I imagine at some point in everyone's writing career, a critic demands more than you know how to give.
You create a story...slave over it in your secret writing place...love, hate, and adore it...pour your own sweat, blood, and tears into it. You laugh over your funny scenes, cry over the sad ones, and fall in love with your own hero.
Then comes the day when you share it with a critique partner.
And they hate it.
They have a million things to say about its faults. It's too much of this and too little of that. It's boring/frustrating/disappointing/confusing. Your hero is annoying. The story moves too fast or too slow. The writing is choppy and stilted.
And the worst thing is...
...you know they are right.
But the problem is not just how much it hurts, but also that you have no idea how to fix it. The advice of your friends sounds like Greek to you. None of it makes sense. And you really don't want to make sense of it. It all sounds too painful. What? They want you to get rid of Fluffy? They say his character is not essential to the plot? But you liked Fluffy!!!!!!
What do you do?
What did I do? I remember being in this very spot. And do you know what I did? I listened carefully to the constructive criticism, accepted and used whatever I was willing to, and then KEPT WRITING.

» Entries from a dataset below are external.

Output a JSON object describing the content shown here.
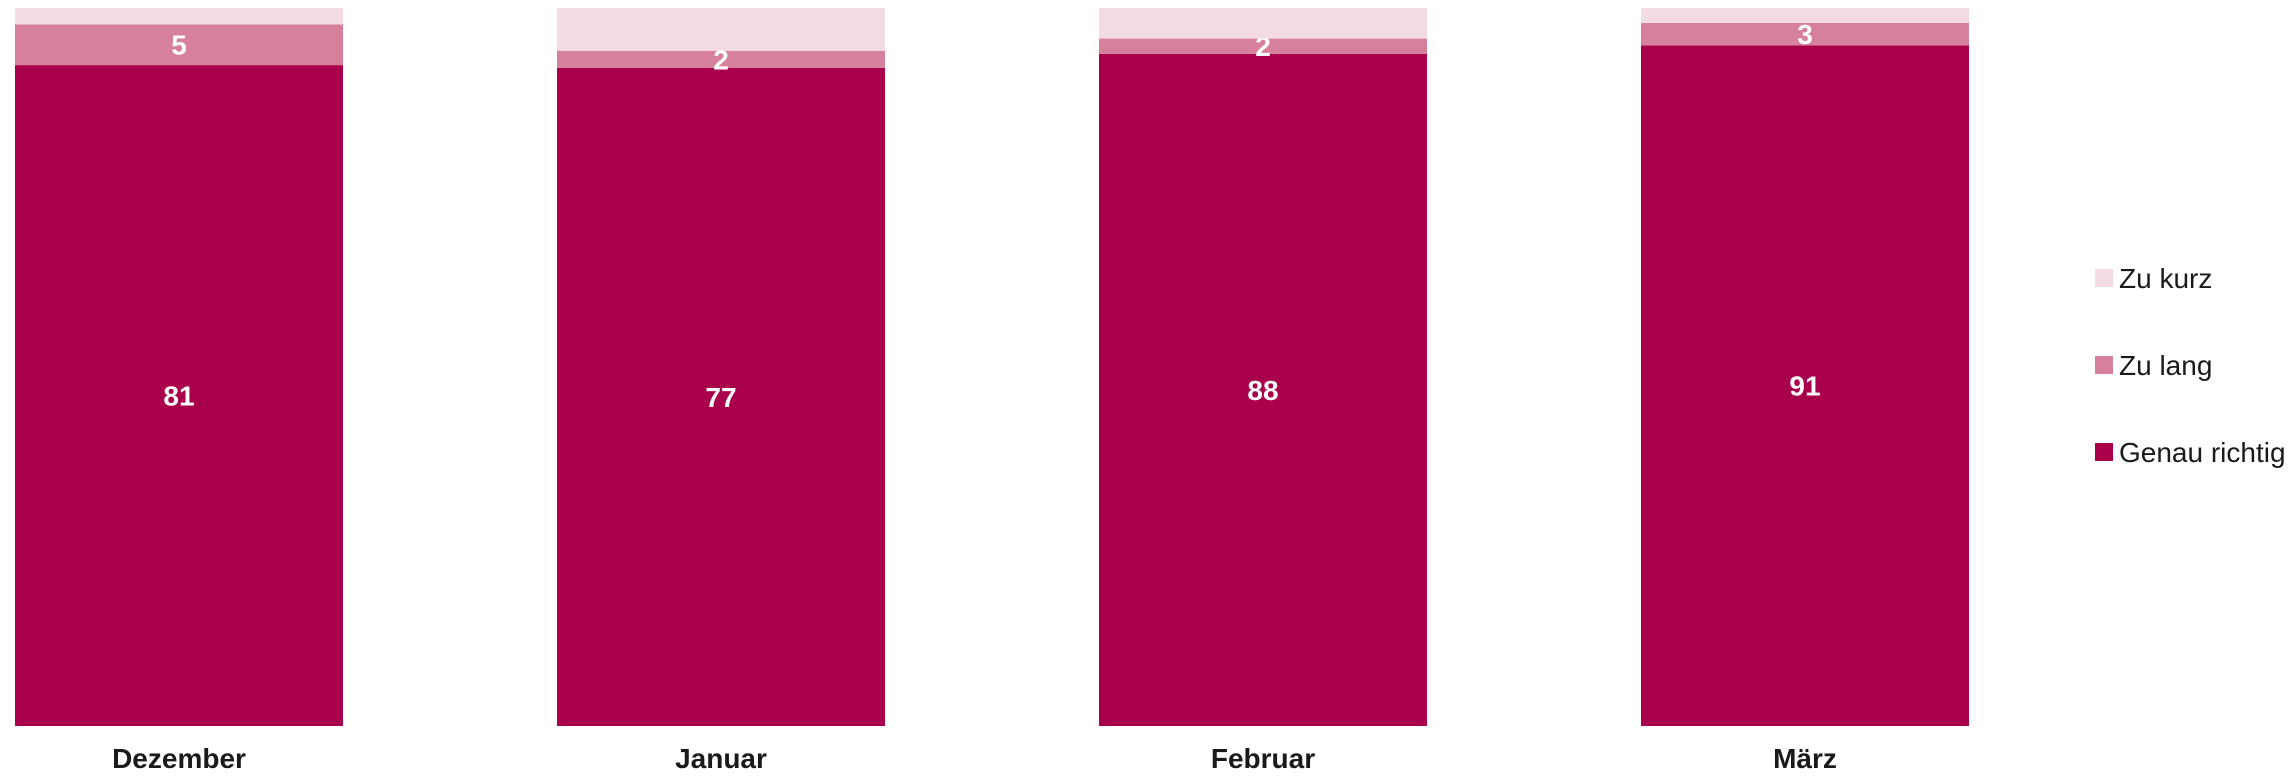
{
  "chart_data": {
    "type": "bar",
    "stacked": true,
    "normalized_to_percent": true,
    "categories": [
      "Dezember",
      "Januar",
      "Februar",
      "März"
    ],
    "series": [
      {
        "name": "Genau richtig",
        "values": [
          81,
          77,
          88,
          91
        ],
        "color": "#a8004a",
        "labels": [
          "81",
          "77",
          "88",
          "91"
        ]
      },
      {
        "name": "Zu lang",
        "values": [
          5,
          2,
          2,
          3
        ],
        "color": "#d6809c",
        "labels": [
          "5",
          "2",
          "2",
          "3"
        ]
      },
      {
        "name": "Zu kurz",
        "values": [
          2,
          5,
          4,
          2
        ],
        "color": "#f2dbe2",
        "labels": [
          "",
          "",
          "",
          ""
        ]
      }
    ],
    "legend": {
      "position": "right",
      "order": [
        "Zu kurz",
        "Zu lang",
        "Genau richtig"
      ]
    },
    "ylim": [
      0,
      100
    ],
    "grid": false
  }
}
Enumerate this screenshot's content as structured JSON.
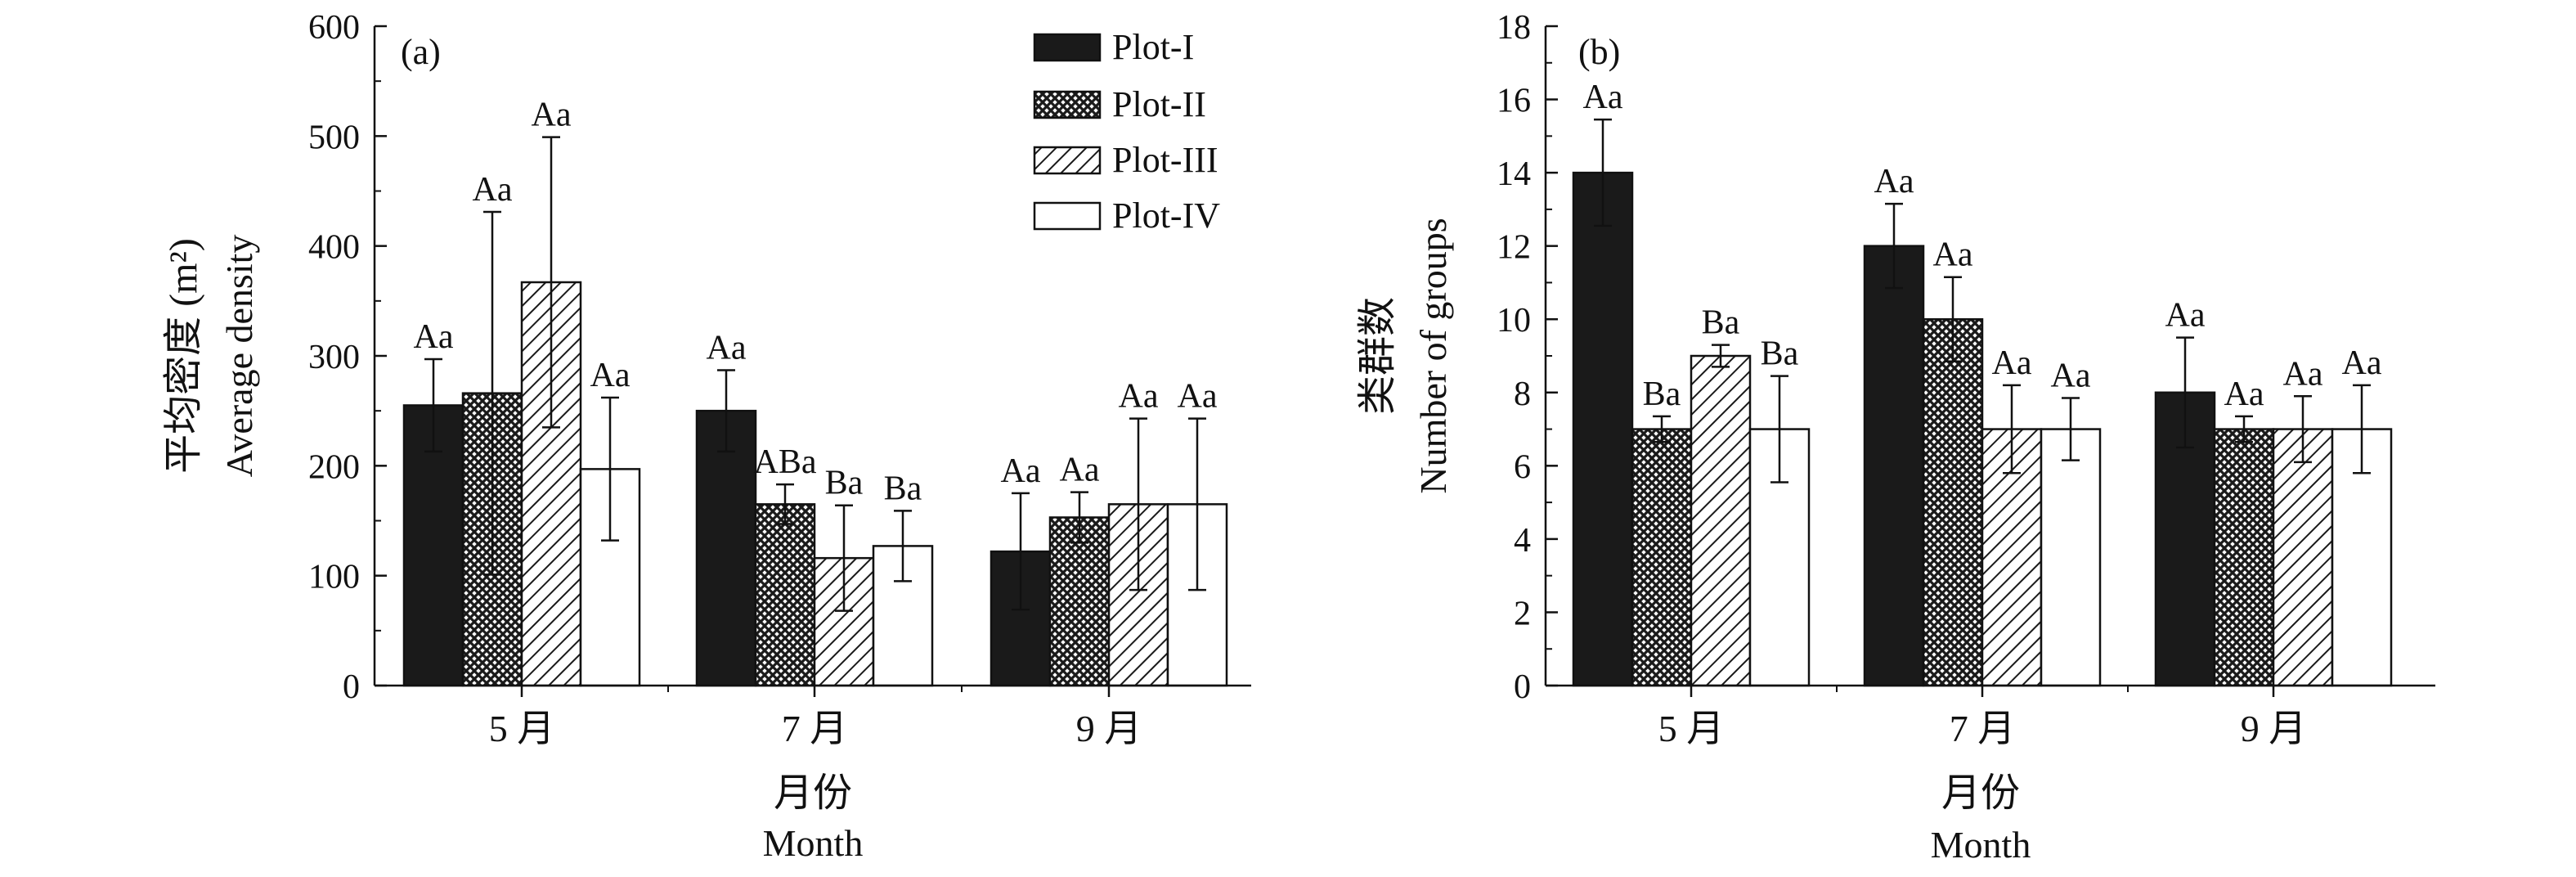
{
  "colors": {
    "plot_i_fill": "#1a1a1a",
    "plot_ii_fill": "crosshatch-dots",
    "plot_iii_fill": "diagonal-hatch",
    "plot_iv_fill": "#ffffff",
    "axis": "#111111"
  },
  "legend": {
    "placement": "top-right of panel (a)",
    "items": [
      "Plot-I",
      "Plot-II",
      "Plot-III",
      "Plot-IV"
    ]
  },
  "chart_data": [
    {
      "type": "bar",
      "panel_label": "(a)",
      "categories": [
        "5 月",
        "7 月",
        "9 月"
      ],
      "xlabel_cn": "月份",
      "xlabel_en": "Month",
      "ylabel_cn": "平均密度 (m²)",
      "ylabel_en": "Average density",
      "ylim": [
        0,
        600
      ],
      "yticks": [
        0,
        100,
        200,
        300,
        400,
        500,
        600
      ],
      "series": [
        {
          "name": "Plot-I",
          "values": [
            255,
            250,
            122
          ],
          "errors": [
            42,
            37,
            53
          ],
          "letters": [
            "Aa",
            "Aa",
            "Aa"
          ]
        },
        {
          "name": "Plot-II",
          "values": [
            266,
            165,
            153
          ],
          "errors": [
            165,
            18,
            23
          ],
          "letters": [
            "Aa",
            "ABa",
            "Aa"
          ]
        },
        {
          "name": "Plot-III",
          "values": [
            367,
            116,
            165
          ],
          "errors": [
            132,
            48,
            78
          ],
          "letters": [
            "Aa",
            "Ba",
            "Aa"
          ]
        },
        {
          "name": "Plot-IV",
          "values": [
            197,
            127,
            165
          ],
          "errors": [
            65,
            32,
            78
          ],
          "letters": [
            "Aa",
            "Ba",
            "Aa"
          ]
        }
      ]
    },
    {
      "type": "bar",
      "panel_label": "(b)",
      "categories": [
        "5 月",
        "7 月",
        "9 月"
      ],
      "xlabel_cn": "月份",
      "xlabel_en": "Month",
      "ylabel_cn": "类群数",
      "ylabel_en": "Number of groups",
      "ylim": [
        0,
        18
      ],
      "yticks": [
        0,
        2,
        4,
        6,
        8,
        10,
        12,
        14,
        16,
        18
      ],
      "series": [
        {
          "name": "Plot-I",
          "values": [
            14,
            12,
            8
          ],
          "errors": [
            1.45,
            1.15,
            1.5
          ],
          "letters": [
            "Aa",
            "Aa",
            "Aa"
          ]
        },
        {
          "name": "Plot-II",
          "values": [
            7,
            10,
            7
          ],
          "errors": [
            0.35,
            1.15,
            0.35
          ],
          "letters": [
            "Ba",
            "Aa",
            "Aa"
          ]
        },
        {
          "name": "Plot-III",
          "values": [
            9,
            7,
            7
          ],
          "errors": [
            0.3,
            1.2,
            0.9
          ],
          "letters": [
            "Ba",
            "Aa",
            "Aa"
          ]
        },
        {
          "name": "Plot-IV",
          "values": [
            7,
            7,
            7
          ],
          "errors": [
            1.45,
            0.85,
            1.2
          ],
          "letters": [
            "Ba",
            "Aa",
            "Aa"
          ]
        }
      ]
    }
  ]
}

Every bit of that constructive criticism started to grow inside of me like a seed. As I continued to learn about writing, those criticisms sprouted, and my writing improved.

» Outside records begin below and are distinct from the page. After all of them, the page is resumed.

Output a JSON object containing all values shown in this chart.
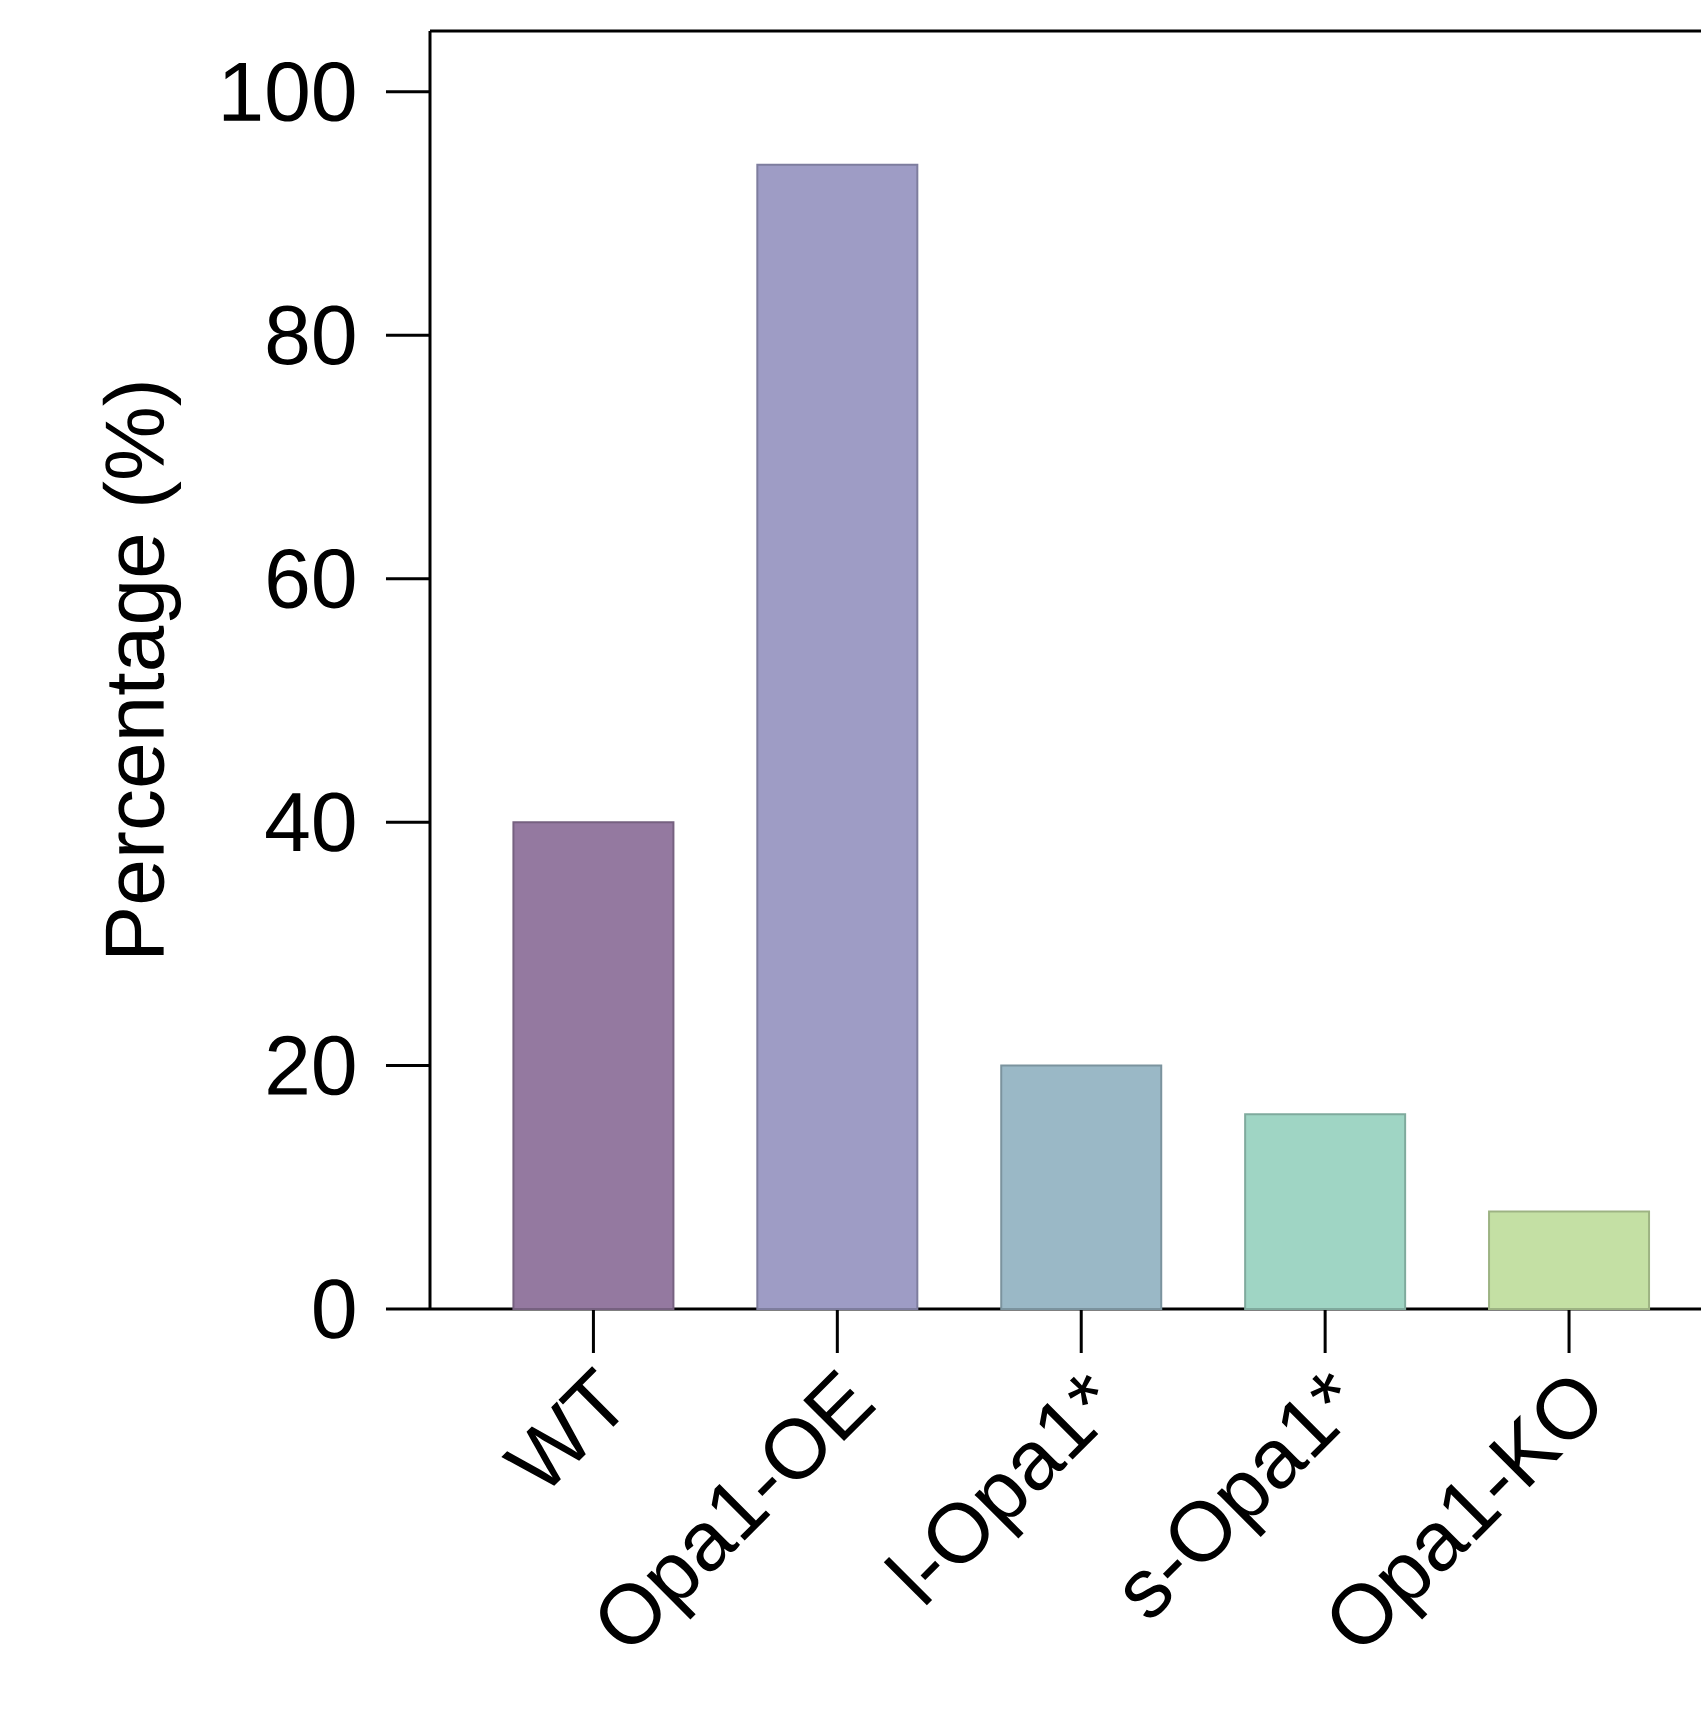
{
  "chart_data": {
    "type": "bar",
    "ylabel": "Percentage (%)",
    "categories": [
      "WT",
      "Opa1-OE",
      "l-Opa1*",
      "s-Opa1*",
      "Opa1-KO"
    ],
    "values": [
      40,
      94,
      20,
      16,
      8
    ],
    "colors": [
      "#9479a0",
      "#9e9cc5",
      "#9ab8c6",
      "#9fd5c4",
      "#c4e0a4"
    ],
    "ylim": [
      0,
      105
    ],
    "yticks": [
      0,
      20,
      40,
      60,
      80,
      100
    ]
  }
}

Oh, the original story didn't. My beloved Fluffy still sits in some dark, secluded file, never to see the light of day. It was a practice place for me...a training ground. But, even though I couldn't bring myself to make the necessary changes then, the fact that I "kept writing" brought me out of that place and into a place where the criticism truly helped.
How about you? Have you ever received constructive criticism that you weren't ready for? How did you learn from it?